How long do I stand there, looking out over the pigsty and the chicken house to the forest, wishing I were there among the trees instead of here clamped to the house wall like one of those gargoyles on the monks' house in Devilstown, with each sound opening a new pocket of fear in my bowels? A fly flies into my gaping mouth and out again. A pebble in the wall digs a little chink in the back of my head, I'm pressed so hard there.
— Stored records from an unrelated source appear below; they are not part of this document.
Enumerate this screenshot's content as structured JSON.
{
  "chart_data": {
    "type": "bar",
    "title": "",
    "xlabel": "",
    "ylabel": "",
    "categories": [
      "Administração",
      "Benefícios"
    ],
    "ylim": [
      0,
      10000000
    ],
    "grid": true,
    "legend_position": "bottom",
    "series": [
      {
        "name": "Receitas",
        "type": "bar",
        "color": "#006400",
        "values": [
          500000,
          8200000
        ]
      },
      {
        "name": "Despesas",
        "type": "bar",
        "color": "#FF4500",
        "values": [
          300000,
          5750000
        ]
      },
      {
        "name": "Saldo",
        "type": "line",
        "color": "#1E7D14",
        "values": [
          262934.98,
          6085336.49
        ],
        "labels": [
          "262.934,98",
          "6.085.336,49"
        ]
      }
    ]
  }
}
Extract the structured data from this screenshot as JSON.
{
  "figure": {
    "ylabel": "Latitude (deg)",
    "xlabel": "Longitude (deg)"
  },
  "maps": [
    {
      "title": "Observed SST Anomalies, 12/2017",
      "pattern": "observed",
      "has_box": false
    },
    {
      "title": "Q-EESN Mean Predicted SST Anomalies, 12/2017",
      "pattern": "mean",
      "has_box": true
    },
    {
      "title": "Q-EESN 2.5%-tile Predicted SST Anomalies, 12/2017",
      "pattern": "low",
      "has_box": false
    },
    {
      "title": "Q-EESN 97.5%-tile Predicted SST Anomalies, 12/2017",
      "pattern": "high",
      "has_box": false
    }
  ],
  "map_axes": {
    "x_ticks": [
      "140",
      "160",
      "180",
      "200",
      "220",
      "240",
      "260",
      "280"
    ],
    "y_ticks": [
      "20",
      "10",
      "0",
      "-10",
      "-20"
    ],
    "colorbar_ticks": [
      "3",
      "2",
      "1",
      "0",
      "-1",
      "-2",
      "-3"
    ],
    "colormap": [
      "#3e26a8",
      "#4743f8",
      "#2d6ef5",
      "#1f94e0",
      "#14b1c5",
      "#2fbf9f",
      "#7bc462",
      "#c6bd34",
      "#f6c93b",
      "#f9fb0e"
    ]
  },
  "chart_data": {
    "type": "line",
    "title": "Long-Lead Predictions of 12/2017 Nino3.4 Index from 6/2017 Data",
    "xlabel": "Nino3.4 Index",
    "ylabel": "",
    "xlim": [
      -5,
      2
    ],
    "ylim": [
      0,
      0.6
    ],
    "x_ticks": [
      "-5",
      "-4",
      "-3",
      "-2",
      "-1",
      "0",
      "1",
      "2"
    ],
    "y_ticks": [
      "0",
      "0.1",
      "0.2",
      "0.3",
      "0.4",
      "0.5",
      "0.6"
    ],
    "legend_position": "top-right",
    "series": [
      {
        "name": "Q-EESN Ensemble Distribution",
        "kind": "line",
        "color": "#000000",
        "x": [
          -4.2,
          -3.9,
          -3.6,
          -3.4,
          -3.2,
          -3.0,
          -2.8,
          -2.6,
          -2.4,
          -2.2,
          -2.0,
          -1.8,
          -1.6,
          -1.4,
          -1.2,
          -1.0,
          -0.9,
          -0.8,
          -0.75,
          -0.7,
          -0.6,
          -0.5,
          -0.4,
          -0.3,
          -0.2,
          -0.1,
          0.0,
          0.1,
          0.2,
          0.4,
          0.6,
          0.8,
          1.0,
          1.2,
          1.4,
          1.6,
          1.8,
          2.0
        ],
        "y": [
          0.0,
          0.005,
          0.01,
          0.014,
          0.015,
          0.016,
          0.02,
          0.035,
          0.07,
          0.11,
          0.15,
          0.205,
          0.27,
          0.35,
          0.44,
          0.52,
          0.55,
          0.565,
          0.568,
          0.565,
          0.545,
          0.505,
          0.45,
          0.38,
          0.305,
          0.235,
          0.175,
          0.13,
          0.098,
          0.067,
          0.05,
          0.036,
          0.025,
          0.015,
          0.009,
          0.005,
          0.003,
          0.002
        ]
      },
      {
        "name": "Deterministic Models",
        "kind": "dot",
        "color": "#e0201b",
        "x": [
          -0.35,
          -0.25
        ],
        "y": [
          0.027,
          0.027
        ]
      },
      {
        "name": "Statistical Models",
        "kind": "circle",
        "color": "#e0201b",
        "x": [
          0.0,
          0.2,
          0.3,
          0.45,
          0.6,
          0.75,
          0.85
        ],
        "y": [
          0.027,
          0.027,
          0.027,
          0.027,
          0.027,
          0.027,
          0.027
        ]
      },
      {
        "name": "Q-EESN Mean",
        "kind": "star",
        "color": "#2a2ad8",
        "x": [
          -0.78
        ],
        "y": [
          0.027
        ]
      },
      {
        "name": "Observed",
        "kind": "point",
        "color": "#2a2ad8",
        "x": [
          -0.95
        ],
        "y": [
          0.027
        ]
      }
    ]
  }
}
Finally, I have to know. I have to take one look before I run, otherwise I'll dream all the possibilities for nights to come. She's not a witch; she can't spell me back; I'm thin now and nimble; I can easily get away from her.
So I loosen my head, and the rest of me, from the wall. I bend one knee and straighten the other, pushing my big head, my popping eyes, around the doorpost.
I only meant to glimpse and run. So ready am I for the running, I tip outward even when I see there's no need. I put out my foot to catch myself, and I stare.
She has her back to me, her bare, dirty white back, her baggy arse and thighs. If she weren't doing what she's doing, that would be horror enough, how everything is wet and withered and hung with hair, how everything shakes.
Grinnan is dead on the table. She has opened his legs wide and eaten a hole in him, in through his soft parts. She has pulled all his innards out onto the floor, and her bare bloody feet are trampling the shit out of them, her bare shaking legs are trying to brace themselves on the slippery carpet of them. I can smell the salt-fish in the shit; I can smell the yellow spice.
That devilish moan, up and down it wavers, somewhere between purr and battle-yowl. I thought it was me, but it's that shadow in the cage, curling over and over itself like a ruffle of black water, its eyes fixed on the mess, hungry, hungry.
The witch pulls her head out of Grinnan for air. Her head and shoulders are shiny red; her soaked hair drips; her purple-brown nipples point down into two hanging rubies. She snatches some air between her red teeth and plunges in again, her head inside Grinnan like the bulge of a dead baby, but higher, forcing higher, pummelling up inside him, fighting to be un-born.
In my travels I have seen many wrongnesses done, and heard many others told of with laughter or with awe around a fire. I have come upon horrors of all kinds, for these are horrible times. But never has a thing been laid out so obvious and ongoing in its evil before my eyes and under my nose and with the flies feasting even as it happens. And never has the means to end it hung as clearly in front of me as it hangs now, on the wall, in the smile of the mudwife's axe-edge, fine as the finest nail-paring, bright as the dawn sky, the only clean thing in this foul cottage.